Von Sandy Uhl – Ulm. In Ulm gab es am Montag, 30. Mai, eine Mahnwache für Opfer rechter Gewalt. Aufgerufen hatte das „Bündnis gegen Rechts“. Es wurde der Brandanschläge von Solingen gedacht, die sich am 29. Mai zum 23. Mal jährt (wir berichteten). Bei diesem Anschlag verloren fünf Menschen ihr Leben.
Der frisch gewählte Oberbürgermeister der Stadt Ulm Gunter Czisch konnte nicht persönlich dabei sein, schickte aber ein Grußwort. Es wurde bei der Mahnwache von Antje Troisin vom DGB Ulm vorgetragen. Czisch ging nicht nur auf Solingen ein, sondern auch auf die vom NSU ermordeten Menschen sowie die Opfer von Eberswalde und Mölln. Scharf kritisierte er das Gedankengut im Hier und Jetzt, wie es in Facebook auf der städtischen Seite zum Thema Flüchtlinge in Kommentaren zum Ausdruck kommt. Es wird durch Hassposts gegenüber MigrantInnen begünstigt und gefördert.
Motiv des Anschlags von Solingen: Ausländerhass
Gedenktage wie dieser seien wichtig, so Czisch. „Immer wieder muss der Gesellschaft vor Augen geführt werden, dass Wegschauen nicht akzeptabel ist. Brennende Asylunterkünfte sind kein Kavaliersdelikt, sondern Verbrechen. Rassenwahn und Verfolgung von Minderheiten haben in unserer Stadt und unserem Land keinen Platz.“
Yasemin Arpaci vom Frauenfreundschaftsverein und sie’ste, die die Hauptinitiatorin der Mahnwache war, las in Gedenken an die Anschlagsopfer von Solingen und deren Hinterbliebenen die Namen vor: Gürsün Ince, 27 Jahre, Hatice Genc 18 Jahre, Gülüstan Öztürk, 12 Jahre, Hülya Genc, 9 Jahre, Saime Genc, 4 Jahre.
Spaltung der Gesellschaft
Andrea Schiele, die für den DGB sprach, zog Parallelen vom Anfang der 90er Jahre zur politischen und gesellschaftlichen Situation der letzten beiden Jahre. Sie kritisierte, dass Parteien, die sich intensiv mit Ausgrenzung und Diskriminierung von Menschen profilieren, große Unterstützung erhalten.

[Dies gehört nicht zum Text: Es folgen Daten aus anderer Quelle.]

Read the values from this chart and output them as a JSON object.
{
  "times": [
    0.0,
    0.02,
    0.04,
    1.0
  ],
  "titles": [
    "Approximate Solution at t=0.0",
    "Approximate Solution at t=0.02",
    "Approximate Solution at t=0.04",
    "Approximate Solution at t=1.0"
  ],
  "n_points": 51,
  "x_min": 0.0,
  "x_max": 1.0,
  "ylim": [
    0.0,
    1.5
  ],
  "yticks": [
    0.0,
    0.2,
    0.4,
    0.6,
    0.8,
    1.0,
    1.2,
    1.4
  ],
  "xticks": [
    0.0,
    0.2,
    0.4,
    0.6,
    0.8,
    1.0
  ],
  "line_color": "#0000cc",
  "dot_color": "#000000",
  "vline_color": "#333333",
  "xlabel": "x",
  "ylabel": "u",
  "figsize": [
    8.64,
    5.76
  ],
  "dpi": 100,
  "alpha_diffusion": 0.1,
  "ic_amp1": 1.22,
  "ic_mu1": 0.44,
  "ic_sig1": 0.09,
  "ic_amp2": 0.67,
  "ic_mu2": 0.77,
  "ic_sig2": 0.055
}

Diese Parteien formulierten ihre Diskriminierung, ihre Ausgrenzung als Sorgen und erweckten den Anschein, dass es ihnen um den gesellschaftlichen Zusammenhang geht, so Schiele: „Tatsächlich geht es ihnen um die Spaltung der Gesellschaft.“ Diese Spaltung habe aber nichts mit der Herkunft oder der Religionszugehörigkeit zu tun, sondern liege ein der Verteilung der Einkommen.
Schon Kohl startete Kampagne gegen „Asylmissbrauch“
Norbert Rupsch von den Falken ging in seiner Rede gezielt auf die Rolle des Staates in der Ausländer- und Flüchtlingsfrage ein. In seinem geschichtlichen Abriss verfolgte er die Entwicklung ab Mitte der 80er Jahre. Damals nahm die Union unter Helmut Kohl steigende Asylbewerberzahlen als Anlass, eine Kampagne gegen den Missbrauch des Asylrechts zu starten, an dem sich zahlreiche Medien beteiligten.
Seit dem Beginn des Arabischen Frühling 2011 nehmen die Asylbewerberzahlen erneut deutlich zu. Und spätestens mit Gründung von AfD und Pegida war ein deutlicher Anstieg fremdenfeindlicher Äußerungen und Angriffe zu bemerken, betonte Rupsch.
Es geht um Nützlichkeit statt Humanität
Er wies darauf hin, dass Nützlichkeitsabwägungen – und eben nicht Humanität – zentrales Leitmotiv der deutschen Asylpolitik sind. Dies zeigt sich für ihn in den jeweiligen Flüchtlingsunterkünften und vor allem im EU-Türkei-Deal von Merkel.
Solange Deutschland immer wieder als einer der Gewinner aus der Konkurrenz ums Kapital hervorgeht, sagte Rupsch voraus, werden sich die Verlierer auf den Weg machen, in der Hoffnung am Erfolg teilhaben zu können.